Wageningen UR Food & Biobased Research, Biomolecular Sensing & Diagnostics, P.O. Box 17, 6700 AA, Wageningen, the Netherlands.
Anal Bioanal Chem. 2011 Jan;399(2):831-8. doi: 10.1007/s00216-010-4334-z. Epub 2010 Oct 28.
The use of carbon nanoparticles is shown for the detection and identification of different Shiga toxin-producing Escherichia coli virulence factors (vt1, vt2, eae and ehxA) and a 16S control (specific for E. coli) based on the use of lateral flow strips (nucleic acid lateral flow immunoassay, NALFIA). Prior to the detection with NALFIA, a rapid amplification method with tagged primers was applied. In the evaluation of the optimised NALFIA strips, no cross-reactivity was found for any of the antibodies used. The limit of detection was higher than for quantitative PCR (q-PCR), in most cases between 10(4) and 10(5) colony forming units/mL or 0.1-0.9 ng/μL DNA. NALFIA strips were applied to 48 isolates from cattle faeces, and results were compared to those achieved by q-PCR. E. coli virulence factors identified by NALFIA were in very good agreement with those observed in q-PCR, showing in most cases sensitivity and specificity values of 1.0 and an almost perfect agreement between both methods (kappa coefficient larger than 0.9). The results demonstrate that the screening method developed is reliable, cost-effective and user-friendly, and that the procedure is fast as the total time required is <1 h, which includes amplification.

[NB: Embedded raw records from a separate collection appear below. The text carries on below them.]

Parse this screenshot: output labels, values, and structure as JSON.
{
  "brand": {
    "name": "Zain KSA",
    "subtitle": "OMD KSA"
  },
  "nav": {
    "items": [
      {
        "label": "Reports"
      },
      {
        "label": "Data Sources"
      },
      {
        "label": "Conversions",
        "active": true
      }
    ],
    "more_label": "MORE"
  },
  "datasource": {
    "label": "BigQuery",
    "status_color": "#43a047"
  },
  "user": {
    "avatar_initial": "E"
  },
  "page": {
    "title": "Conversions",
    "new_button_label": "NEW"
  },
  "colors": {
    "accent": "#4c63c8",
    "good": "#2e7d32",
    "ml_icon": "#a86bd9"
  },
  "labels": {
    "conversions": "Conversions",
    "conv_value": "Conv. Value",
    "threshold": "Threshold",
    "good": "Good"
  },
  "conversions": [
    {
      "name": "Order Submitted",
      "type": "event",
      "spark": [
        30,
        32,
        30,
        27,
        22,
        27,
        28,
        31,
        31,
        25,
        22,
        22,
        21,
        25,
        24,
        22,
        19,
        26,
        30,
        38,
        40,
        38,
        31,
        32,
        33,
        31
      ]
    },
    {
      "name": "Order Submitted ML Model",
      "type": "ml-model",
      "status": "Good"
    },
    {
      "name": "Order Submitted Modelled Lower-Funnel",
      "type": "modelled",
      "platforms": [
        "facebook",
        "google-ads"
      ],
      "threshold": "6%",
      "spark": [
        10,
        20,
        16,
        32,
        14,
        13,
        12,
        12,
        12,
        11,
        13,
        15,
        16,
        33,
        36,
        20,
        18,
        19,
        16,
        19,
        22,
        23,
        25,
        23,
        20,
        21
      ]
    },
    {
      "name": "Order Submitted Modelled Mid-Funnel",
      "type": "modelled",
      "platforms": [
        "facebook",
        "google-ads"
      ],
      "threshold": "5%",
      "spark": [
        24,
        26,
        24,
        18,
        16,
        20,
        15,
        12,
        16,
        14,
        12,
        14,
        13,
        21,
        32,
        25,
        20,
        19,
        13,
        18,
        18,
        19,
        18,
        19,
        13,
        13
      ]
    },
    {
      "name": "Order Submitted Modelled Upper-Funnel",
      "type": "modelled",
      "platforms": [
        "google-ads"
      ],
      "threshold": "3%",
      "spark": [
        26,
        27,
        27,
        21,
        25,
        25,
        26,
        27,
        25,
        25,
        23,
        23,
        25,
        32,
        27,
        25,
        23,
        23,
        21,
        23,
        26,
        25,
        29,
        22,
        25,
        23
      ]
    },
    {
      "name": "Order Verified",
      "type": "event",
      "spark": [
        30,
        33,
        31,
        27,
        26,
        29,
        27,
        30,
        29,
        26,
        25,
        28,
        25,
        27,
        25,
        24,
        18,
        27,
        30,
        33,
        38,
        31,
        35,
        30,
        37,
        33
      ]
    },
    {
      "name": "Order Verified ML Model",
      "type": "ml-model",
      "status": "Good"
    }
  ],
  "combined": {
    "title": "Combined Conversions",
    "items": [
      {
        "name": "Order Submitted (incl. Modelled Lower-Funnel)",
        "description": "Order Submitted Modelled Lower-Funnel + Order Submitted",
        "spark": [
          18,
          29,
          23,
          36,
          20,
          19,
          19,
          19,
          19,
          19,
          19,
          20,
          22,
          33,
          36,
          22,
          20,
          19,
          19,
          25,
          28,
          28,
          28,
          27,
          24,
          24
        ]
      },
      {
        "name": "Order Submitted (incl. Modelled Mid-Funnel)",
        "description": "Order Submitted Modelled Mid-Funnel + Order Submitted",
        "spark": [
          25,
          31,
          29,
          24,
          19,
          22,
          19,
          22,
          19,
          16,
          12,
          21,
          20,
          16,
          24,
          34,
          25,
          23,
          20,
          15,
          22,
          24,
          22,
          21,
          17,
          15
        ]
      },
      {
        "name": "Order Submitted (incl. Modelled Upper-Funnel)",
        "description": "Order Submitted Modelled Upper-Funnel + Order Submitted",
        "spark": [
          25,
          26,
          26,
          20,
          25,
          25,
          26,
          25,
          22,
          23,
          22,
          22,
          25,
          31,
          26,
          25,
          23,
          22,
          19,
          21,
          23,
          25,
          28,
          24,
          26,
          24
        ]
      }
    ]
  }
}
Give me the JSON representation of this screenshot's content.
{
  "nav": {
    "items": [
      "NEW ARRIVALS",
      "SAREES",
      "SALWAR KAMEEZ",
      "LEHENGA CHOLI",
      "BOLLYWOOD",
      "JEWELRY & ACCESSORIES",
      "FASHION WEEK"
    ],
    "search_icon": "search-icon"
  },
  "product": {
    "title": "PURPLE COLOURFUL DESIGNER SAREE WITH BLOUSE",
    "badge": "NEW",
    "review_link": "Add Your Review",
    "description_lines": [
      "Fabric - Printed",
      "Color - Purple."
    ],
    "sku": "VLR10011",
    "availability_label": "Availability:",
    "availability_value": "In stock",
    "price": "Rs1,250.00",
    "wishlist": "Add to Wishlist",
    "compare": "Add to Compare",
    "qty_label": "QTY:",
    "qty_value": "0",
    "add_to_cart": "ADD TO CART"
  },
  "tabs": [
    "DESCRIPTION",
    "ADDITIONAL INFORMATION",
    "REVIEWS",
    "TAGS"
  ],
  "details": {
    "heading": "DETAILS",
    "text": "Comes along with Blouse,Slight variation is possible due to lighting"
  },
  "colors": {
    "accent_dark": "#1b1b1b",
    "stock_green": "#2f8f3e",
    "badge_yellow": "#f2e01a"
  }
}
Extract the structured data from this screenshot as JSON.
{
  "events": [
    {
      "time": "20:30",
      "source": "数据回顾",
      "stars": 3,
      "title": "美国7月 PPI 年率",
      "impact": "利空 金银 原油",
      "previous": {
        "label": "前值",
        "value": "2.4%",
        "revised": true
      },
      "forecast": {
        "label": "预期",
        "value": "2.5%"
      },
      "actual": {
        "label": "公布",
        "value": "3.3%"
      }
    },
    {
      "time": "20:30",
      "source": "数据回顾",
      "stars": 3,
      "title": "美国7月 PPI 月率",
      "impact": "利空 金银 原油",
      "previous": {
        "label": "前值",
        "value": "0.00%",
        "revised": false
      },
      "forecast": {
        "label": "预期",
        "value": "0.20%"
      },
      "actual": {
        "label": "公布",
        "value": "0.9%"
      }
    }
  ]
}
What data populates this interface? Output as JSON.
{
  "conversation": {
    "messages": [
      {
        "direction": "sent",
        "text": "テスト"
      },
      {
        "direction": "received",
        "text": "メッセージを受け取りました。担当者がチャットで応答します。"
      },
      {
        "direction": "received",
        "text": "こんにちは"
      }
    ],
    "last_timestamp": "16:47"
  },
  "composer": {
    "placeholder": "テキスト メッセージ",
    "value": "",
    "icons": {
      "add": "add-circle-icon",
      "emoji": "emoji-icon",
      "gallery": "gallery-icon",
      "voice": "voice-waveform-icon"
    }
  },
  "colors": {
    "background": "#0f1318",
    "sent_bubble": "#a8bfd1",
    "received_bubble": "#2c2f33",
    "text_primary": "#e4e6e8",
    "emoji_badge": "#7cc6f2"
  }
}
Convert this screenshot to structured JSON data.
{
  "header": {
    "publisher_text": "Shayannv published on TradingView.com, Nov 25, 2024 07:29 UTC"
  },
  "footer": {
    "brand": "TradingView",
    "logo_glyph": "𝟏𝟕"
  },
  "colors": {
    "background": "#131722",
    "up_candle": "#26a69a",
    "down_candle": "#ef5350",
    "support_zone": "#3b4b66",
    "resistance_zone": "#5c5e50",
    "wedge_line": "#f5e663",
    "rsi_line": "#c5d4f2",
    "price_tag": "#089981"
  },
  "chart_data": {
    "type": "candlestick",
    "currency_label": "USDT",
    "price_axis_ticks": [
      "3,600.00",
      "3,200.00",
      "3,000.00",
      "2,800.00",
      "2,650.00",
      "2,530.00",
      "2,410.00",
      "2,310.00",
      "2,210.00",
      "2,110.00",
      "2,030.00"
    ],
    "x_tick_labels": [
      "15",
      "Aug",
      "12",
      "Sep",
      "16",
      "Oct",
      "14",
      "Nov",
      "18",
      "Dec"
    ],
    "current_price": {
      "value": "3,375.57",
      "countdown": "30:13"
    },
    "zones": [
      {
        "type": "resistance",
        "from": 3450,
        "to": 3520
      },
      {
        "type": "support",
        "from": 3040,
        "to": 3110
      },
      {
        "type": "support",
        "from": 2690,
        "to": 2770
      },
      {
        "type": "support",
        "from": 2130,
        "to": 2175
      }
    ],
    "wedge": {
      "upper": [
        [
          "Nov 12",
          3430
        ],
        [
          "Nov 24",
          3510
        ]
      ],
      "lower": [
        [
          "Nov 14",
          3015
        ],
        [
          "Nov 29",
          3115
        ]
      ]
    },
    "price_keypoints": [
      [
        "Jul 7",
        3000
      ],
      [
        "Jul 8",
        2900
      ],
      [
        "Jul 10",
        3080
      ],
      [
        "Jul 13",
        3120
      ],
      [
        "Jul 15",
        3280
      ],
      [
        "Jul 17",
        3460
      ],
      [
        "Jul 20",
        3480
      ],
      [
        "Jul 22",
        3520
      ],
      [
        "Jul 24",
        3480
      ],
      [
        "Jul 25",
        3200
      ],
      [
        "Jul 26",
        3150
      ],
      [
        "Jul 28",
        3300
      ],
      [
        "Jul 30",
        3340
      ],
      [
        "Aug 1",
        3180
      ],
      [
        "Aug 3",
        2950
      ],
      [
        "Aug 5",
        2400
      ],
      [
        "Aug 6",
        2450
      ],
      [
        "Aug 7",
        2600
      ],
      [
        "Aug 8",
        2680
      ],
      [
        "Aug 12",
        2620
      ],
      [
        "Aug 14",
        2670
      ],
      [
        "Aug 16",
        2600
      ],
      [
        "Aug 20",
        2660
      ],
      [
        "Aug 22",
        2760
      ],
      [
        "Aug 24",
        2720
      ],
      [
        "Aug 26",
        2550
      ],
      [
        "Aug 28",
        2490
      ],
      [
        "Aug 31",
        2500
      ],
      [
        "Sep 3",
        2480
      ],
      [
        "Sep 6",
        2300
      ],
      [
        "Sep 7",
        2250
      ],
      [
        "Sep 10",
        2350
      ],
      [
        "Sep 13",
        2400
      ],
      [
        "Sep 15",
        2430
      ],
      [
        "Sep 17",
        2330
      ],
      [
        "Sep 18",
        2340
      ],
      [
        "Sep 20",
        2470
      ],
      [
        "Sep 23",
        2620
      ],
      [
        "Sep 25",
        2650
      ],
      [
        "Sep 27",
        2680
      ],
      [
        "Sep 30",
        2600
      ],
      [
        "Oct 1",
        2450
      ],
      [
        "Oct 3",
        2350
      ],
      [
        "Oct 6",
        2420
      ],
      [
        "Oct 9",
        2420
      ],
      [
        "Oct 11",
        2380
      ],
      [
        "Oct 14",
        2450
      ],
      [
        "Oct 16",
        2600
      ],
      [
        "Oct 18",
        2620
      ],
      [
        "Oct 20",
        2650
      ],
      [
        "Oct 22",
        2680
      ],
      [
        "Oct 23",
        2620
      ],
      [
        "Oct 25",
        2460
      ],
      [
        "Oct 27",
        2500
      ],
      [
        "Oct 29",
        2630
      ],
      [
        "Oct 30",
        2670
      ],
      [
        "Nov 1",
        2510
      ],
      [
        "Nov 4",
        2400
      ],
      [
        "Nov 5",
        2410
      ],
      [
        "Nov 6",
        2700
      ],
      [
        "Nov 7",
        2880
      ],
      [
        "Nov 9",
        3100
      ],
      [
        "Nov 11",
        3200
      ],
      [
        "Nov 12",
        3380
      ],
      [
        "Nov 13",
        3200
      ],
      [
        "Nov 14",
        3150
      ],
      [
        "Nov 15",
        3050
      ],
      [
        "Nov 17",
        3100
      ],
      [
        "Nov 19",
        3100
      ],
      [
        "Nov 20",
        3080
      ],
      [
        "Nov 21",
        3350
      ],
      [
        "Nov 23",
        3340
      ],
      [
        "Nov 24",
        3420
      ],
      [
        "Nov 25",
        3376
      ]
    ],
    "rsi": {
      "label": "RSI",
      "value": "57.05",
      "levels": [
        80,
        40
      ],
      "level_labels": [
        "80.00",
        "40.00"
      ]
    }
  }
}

基于侧向流条(核酸侧向流免疫分析,NALFIA)的使用,展示了碳纳米粒子在检测和鉴定不同产志贺毒素大肠杆菌毒力因子(vt1、vt2、eae 和 ehxA)和 16S 对照(特异性大肠杆菌)中的应用。在进行 NALFIA 检测之前,应用了带有标记引物的快速扩增方法。在优化的 NALFIA 条带的评估中,未发现任何抗体发生交叉反应。检测限高于定量 PCR(q-PCR),在大多数情况下,介于 10(4)和 10(5)个菌落形成单位/mL 或 0.1-0.9ng/μL DNA 之间。NALFIA 条带应用于来自牛粪便的 48 个分离株,并将结果与 q-PCR 进行比较。NALFIA 鉴定的大肠杆菌毒力因子与 q-PCR 观察到的非常吻合,在大多数情况下,灵敏度和特异性值均为 1.0,两种方法之间具有近乎完美的一致性(kappa 系数大于 0.9)。结果表明,所开发的筛选方法可靠、具有成本效益且易于使用,并且该过程快速,总耗时<1 小时,包括扩增。